I was surprised, then, when after a few minutes, Val began fumbling around with my cock cage. Her touch, which sometimes grazed the tip of my penis, got me aroused again. Then Val sat up and dug something out of the drawer of her night stand. She turned toward me and I saw that what she had in her hand was, literally, the key to my salvation.

"Dare I hope?" I wondered. I did hope, and my hopes weren't dashed. Val carefully unlocked the cock cage. It was a little difficult for her to pull it off because my cock was semi-hard and quickly getting harder. But she got it pulled off.

God that felt good! I didn't realize how awful the constraint was until it was removed. My cock was at full mast and I reached down to touch myself. I don't remember ever responding to my own touch as I did now. My whole body tingled with pleasure as I touched cock. And the feeling of my cock, hard in my hand, was incredibly empowering.

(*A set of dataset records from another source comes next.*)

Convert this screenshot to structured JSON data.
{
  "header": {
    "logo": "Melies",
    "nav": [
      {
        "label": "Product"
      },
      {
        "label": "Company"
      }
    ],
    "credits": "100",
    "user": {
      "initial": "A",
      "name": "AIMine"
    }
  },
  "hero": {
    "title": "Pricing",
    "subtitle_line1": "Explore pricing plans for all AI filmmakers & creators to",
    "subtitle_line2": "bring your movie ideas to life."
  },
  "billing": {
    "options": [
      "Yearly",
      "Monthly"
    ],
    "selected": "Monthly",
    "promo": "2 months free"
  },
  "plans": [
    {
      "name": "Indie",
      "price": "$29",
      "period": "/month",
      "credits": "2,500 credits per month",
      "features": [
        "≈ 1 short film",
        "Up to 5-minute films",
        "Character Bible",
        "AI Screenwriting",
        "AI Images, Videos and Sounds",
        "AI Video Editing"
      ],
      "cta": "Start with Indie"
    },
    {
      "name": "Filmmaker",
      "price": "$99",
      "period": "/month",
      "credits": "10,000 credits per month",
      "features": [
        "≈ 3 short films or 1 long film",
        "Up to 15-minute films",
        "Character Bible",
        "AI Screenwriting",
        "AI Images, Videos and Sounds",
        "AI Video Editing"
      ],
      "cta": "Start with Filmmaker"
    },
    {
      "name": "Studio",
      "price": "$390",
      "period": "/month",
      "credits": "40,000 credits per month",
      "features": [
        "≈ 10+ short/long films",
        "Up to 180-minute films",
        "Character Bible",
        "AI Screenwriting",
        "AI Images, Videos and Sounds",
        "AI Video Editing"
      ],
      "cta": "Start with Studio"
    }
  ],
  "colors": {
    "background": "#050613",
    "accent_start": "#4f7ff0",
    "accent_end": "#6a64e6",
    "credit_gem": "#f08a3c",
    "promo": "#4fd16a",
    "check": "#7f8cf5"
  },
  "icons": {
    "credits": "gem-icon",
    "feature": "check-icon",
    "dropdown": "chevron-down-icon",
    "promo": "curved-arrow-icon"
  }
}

For a moment, I hoped that Val would touch me. I wanted more than her hand lightly grazing the tip of my cock. What I wanted was her to stroke me with her hand, then—unable to resist—for her to take me in her mouth. And, finally, I wanted her to beg me to fuck her hard, the way I used to.

Those hopes were dashed.

"Do you want to have an orgasm?" she asked, as if there could be any doubt.

"Yes ... please," I begged.

"Okay. I'll let you." Shit, what had I become that I needed her permission to have an orgasm? But she was going to let me and that was all that mattered to me now. Unfortunately, it wasn't going to be by her hand, even literally by her *hand*. It was going to be by my own.

"Get on your knees," she said. When I didn't do it like she wanted, she said, "No, you idiot, get on your knees next to me and stroke yourself over my cunt."

It's humiliating to admit, but I was happy to have even this opportunity to get off. I did exactly as Val instructed. I didn't want to take a chance on angering her and losing this opportunity to get off.

"Now, you can stroke yourself as long as you keep telling me all the details of tonight. Start at the beginning and don't leave anything interesting out. And if you don't do it well, you'll be back in your cock cage without shooting your load.

So I was kneeling over my quite beautiful wife's body, stroking my cock while I detailed my date with Cindy. I moved along pretty quickly through the early parts of the evening and soon I was describing the caressing and groping on the couch, then in the bedroom. It was pretty clear that this was getting Val excited again. She moved on hand down to her slick, swollen cunt and ran a finger between her lips. But it was having even more of an effect on me. This whole evening was Val's doing. Still, telling your wife about having sex with another woman and watching her get aroused by the thought is astonishingly exciting.

It wasn't just for Val's sake that I timed my tales of tonight's events so that I described Cindy's orgasm just as I reached my own. I shot string after string of white cream onto Val's cunt and thighs. It was as if a huge reservoir had been gradually filled over the events of the evening and, suddenly, the damn had burst.